The way Australian women are screened for breast cancer could be fundamentally changed, thanks to a new NHMRC Centre for Research Excellence launched today at the University of Melbourne.
The My Breast cancer RISK Centre (MyBRISK) will apply a holistic risk-based approach to breast cancer screening by considering multiple aspects of a woman’s risk of breast cancer. MyBRISK aims to enhance the benefits of screening and reduce the number of deaths arising from breast cancer.
Applying artificial intelligence (AI) computer techniques to analyse millions of mammograms, it will produce new and more powerful mammogram-based risk factors. Combining these automated measures with family history, lifestyle and the latest gene tests, MyBRISK will better classify women of all ages in terms of their breast cancer risk.
MyBRISK will work with radiologists, radiology services and women to devise ways to better detect breast cancers earlier. Bringing together an international team of researchers, clinicians, health professionals and community representatives, MyBRISK aims to create pathways for more effective personalised screening that can be used by both publicly-funded and private radiology services.
MyBRISK Director University of Melbourne Professor John Hopper said current breast cancer risk assessment tools are cumbersome and lack precision, limiting their use.
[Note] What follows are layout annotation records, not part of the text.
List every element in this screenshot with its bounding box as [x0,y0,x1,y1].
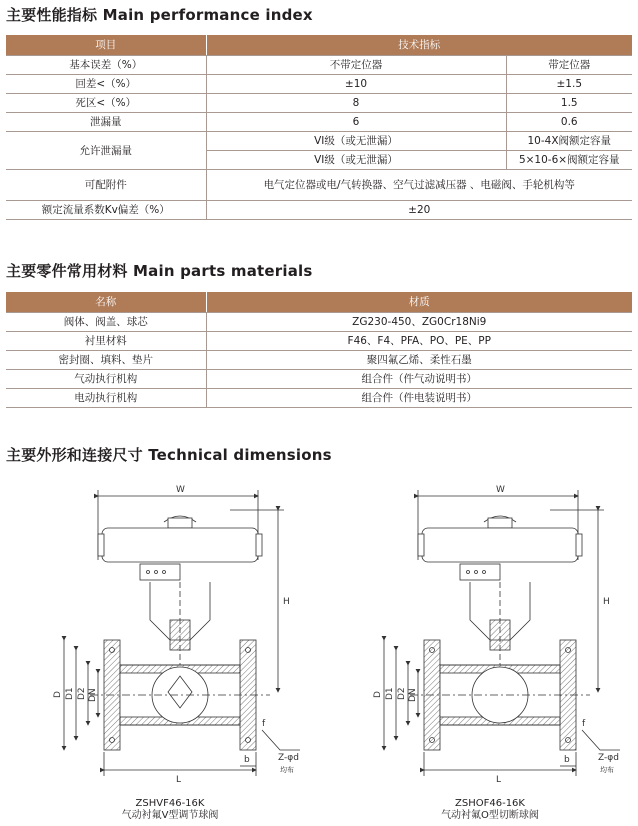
header-material: 材质 [206,292,632,313]
valve-drawings [0,470,638,826]
dim-dn-left: DN [88,688,98,702]
row-label: 泄漏量 [6,113,206,132]
dimensions-title: 主要外形和连接尺寸 Technical dimensions [6,446,332,464]
right-valve-name: 气动衬氟O型切断球阀 [441,810,539,821]
performance-table [6,35,632,220]
dim-zd-right: Z-φd [598,753,619,763]
dim-d-left: D [53,691,63,698]
cell-without-positioner: 8 [206,94,506,113]
cell-with-positioner: 0.6 [506,113,632,132]
cell-with-positioner: 10-4X阀额定容量 [506,132,632,151]
dim-h-right: H [603,597,610,607]
row-label: 基本误差（%） [6,56,206,75]
header-spec: 技术指标 [206,35,632,56]
cell-without-positioner: VI级（或无泄漏） [206,151,506,170]
table-row [6,370,632,389]
cell-with-positioner: 5×10-6×阀额定容量 [506,151,632,170]
table-row [6,313,632,332]
left-valve-caption [90,798,250,822]
left-valve-model: ZSHVF46-16K [135,798,205,809]
o-type-valve-drawing [384,490,620,776]
cell-without-positioner: 不带定位器 [206,56,506,75]
right-valve-caption [410,798,570,822]
materials-title: 主要零件常用材料 Main parts materials [6,262,313,280]
part-name: 气动执行机构 [6,370,206,389]
dim-w-left: W [176,485,185,495]
part-name: 衬里材料 [6,332,206,351]
materials-table [6,292,632,408]
cell-with-positioner: ±1.5 [506,75,632,94]
right-valve-model: ZSHOF46-16K [455,798,525,809]
cell-with-positioner: 带定位器 [506,56,632,75]
row-label: 可配附件 [6,170,206,201]
cell-without-positioner: VI级（或无泄漏） [206,132,506,151]
table-row [6,170,632,201]
table-row [6,56,632,75]
part-name: 密封圈、填料、垫片 [6,351,206,370]
part-material: F46、F4、PFA、PO、PE、PP [206,332,632,351]
part-material: 聚四氟乙烯、柔性石墨 [206,351,632,370]
dim-h-left: H [283,597,290,607]
header-name: 名称 [6,292,206,313]
dim-w-right: W [496,485,505,495]
dim-d2-right: D2 [397,687,407,700]
dim-zd-left: Z-φd [278,753,299,763]
header-item: 项目 [6,35,206,56]
dim-dn-right: DN [408,688,418,702]
table-row [6,332,632,351]
dim-f-right: f [582,719,586,729]
row-label: 额定流量系数Kv偏差（%） [6,201,206,220]
part-material: 组合件（件气动说明书） [206,370,632,389]
row-label: 回差<（%） [6,75,206,94]
dim-d1-left: D1 [65,687,75,700]
dim-b-right: b [564,755,570,765]
row-label: 允许泄漏量 [6,132,206,170]
cell-without-positioner: ±10 [206,75,506,94]
cell-without-positioner: 6 [206,113,506,132]
dim-l-left: L [176,775,182,785]
part-material: ZG230-450、ZG0Cr18Ni9 [206,313,632,332]
dim-jun-left: 均布 [280,766,294,774]
part-name: 电动执行机构 [6,389,206,408]
cell-with-positioner: 1.5 [506,94,632,113]
dim-d2-left: D2 [77,687,87,700]
cell-value: ±20 [206,201,632,220]
table-row [6,389,632,408]
dim-b-left: b [244,755,250,765]
v-type-valve-drawing [64,490,300,776]
part-material: 组合件（件电装说明书） [206,389,632,408]
dim-f-left: f [262,719,266,729]
table-row [6,201,632,220]
cell-value: 电气定位器或电/气转换器、空气过滤减压器 、电磁阀、手轮机构等 [206,170,632,201]
table-row [6,94,632,113]
dim-d1-right: D1 [385,687,395,700]
table-row [6,75,632,94]
dim-l-right: L [496,775,502,785]
dim-d-right: D [373,691,383,698]
table-row [6,351,632,370]
performance-title: 主要性能指标 Main performance index [6,6,313,24]
table-row [6,113,632,132]
left-valve-name: 气动衬氟V型调节球阀 [121,810,219,821]
dim-jun-right: 均布 [600,766,614,774]
table-row [6,132,632,151]
row-label: 死区<（%） [6,94,206,113]
part-name: 阀体、阀盖、球芯 [6,313,206,332]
Professor Hopper said that by having breast screening tailored to each woman’s risk, resources could be better allocated and produce more accurate results.
“Early detection through population screening is associated with survival benefits, and we aim to enhance this by bringing the benefits of new developments in AI and genomics,” Professor Hopper said.
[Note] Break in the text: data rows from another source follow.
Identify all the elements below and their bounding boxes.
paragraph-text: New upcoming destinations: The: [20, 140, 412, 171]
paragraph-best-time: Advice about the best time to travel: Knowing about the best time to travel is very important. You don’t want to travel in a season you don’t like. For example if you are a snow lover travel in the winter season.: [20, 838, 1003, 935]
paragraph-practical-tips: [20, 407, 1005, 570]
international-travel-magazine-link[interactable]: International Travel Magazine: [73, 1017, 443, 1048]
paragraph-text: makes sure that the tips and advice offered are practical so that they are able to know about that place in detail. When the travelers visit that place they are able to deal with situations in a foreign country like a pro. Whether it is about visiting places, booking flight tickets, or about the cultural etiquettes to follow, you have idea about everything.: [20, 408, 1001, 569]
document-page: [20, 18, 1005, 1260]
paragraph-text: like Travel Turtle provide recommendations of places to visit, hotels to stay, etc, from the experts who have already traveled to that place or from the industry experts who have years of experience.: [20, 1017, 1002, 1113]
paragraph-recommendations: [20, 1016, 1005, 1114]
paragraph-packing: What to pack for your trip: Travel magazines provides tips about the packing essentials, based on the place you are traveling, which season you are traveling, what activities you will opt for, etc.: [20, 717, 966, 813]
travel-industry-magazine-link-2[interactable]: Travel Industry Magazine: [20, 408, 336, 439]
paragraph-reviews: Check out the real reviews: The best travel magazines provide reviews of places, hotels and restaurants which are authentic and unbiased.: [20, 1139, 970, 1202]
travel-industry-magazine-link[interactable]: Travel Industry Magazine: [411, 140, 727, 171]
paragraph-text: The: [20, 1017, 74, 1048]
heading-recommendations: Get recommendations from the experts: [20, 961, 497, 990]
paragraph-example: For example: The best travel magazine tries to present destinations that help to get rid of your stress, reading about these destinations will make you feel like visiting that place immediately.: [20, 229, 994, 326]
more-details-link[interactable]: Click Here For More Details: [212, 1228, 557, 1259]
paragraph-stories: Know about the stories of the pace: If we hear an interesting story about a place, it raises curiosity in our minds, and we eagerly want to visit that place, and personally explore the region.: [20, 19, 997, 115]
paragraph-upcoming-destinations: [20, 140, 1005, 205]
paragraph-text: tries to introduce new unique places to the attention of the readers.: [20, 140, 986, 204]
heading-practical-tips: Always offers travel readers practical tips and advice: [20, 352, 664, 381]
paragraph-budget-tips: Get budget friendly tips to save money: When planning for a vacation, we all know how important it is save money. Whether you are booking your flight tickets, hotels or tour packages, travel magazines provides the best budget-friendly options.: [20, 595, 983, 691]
“Our project team will design ways to make screening more cost-effective and efficient through use of an automated web-based decision support tool that can be used by both women and health professionals.”
BreastScreen Victoria CEO Rita Butera welcomed the new MyBRISK Centre.
“For Australian women, breast cancer is the most common cancer and one in seven women will be diagnosed by the time they are 85 years old,” Ms Butera said.
“This Centre will complement the work we do and further bolster the availability of vital breast screening and early detection.”
Dean of the Faculty of Medicine, Dentistry and Health Sciences, Professor Jane Gunn, said the new MyBRISK Centre demonstrates the direct impact of research.
“Our experts are at the forefront of research translation and outcomes. By tailoring breast cancer screening to a women’s risk, MyBRISK will improve health outcomes for Australian women,” Professor Gunn said.
MyBRISK is funded by the National Health and Medical Research Council (NHMRC) and is a collaboration between the University of Melbourne, Melbourne’s St Vincent’s Hospital, Monash University, University of Western Australia, Queensland University of Technology and Cancer Council Victoria.